Notable code and documentation changes

Notable changes this week in Bitcoin Core, Core Lightning, Eclair, LDK, LND, libsecp256k1, Hardware Wallet Interface (HWI), Rust Bitcoin, BTCPay Server, BDK, Bitcoin Improvement Proposals (BIPs), and Lightning BOLTs.

  • Bitcoin Core #25610 sets by default the startup option -walletrbf and uses by default the replaceable option for the RPCs createrawtransaction and createpsbt. Transactions created via the GUI were already opt-in RBF by default. This follows the update mentioned in Newsletter #208, enabling node operators to switch their node’s transaction replacement behavior from the default opt-in RBF (BIP125) to full RBF. RPC opt-in by default was proposed in 2017 in Bitcoin Core #9527 when the primary objections were the novelty at the time, the inability to bump transactions and the GUI not having functionality to disable RBF—all of which have since been addressed.

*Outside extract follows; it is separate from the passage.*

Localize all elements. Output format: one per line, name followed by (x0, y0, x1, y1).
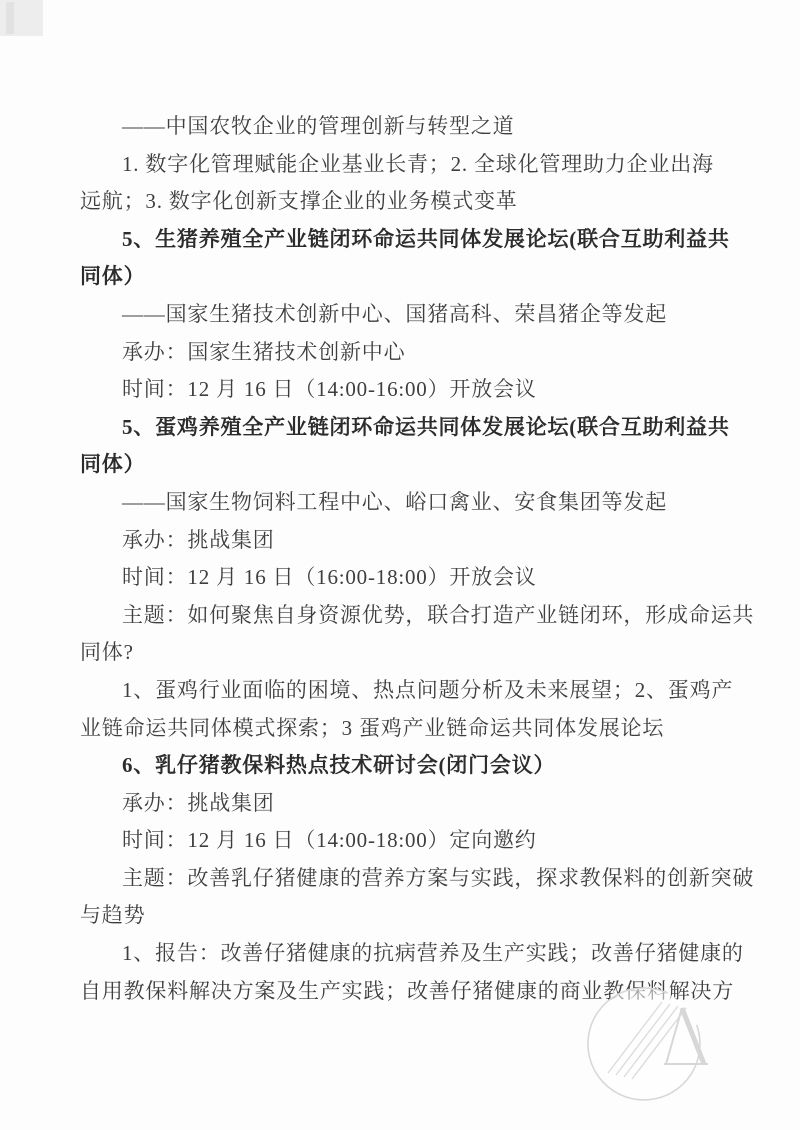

  • Bitcoin Core #24584 amends coin selection to prefer input sets composed of a single output type. This addresses scenarios in which mixed-type input sets reveal the change output of preceding transactions. This follows a related privacy improvement to always match the change type to a recipient output (see Newsletter #181).

  • Core Lightning #5071 adds a bookkeeper plugin that provides an accounting record of movements of bitcoins by the node running the plugin, including the ability to track the amount spent on fees. The merged PR includes several new RPC commands.

  • BDK #645 adds a way to specify which taproot spend paths to sign for. Previously, BDK would sign for the keypath spend if it was able, plus sign for any scriptpath leaves it had the keys for.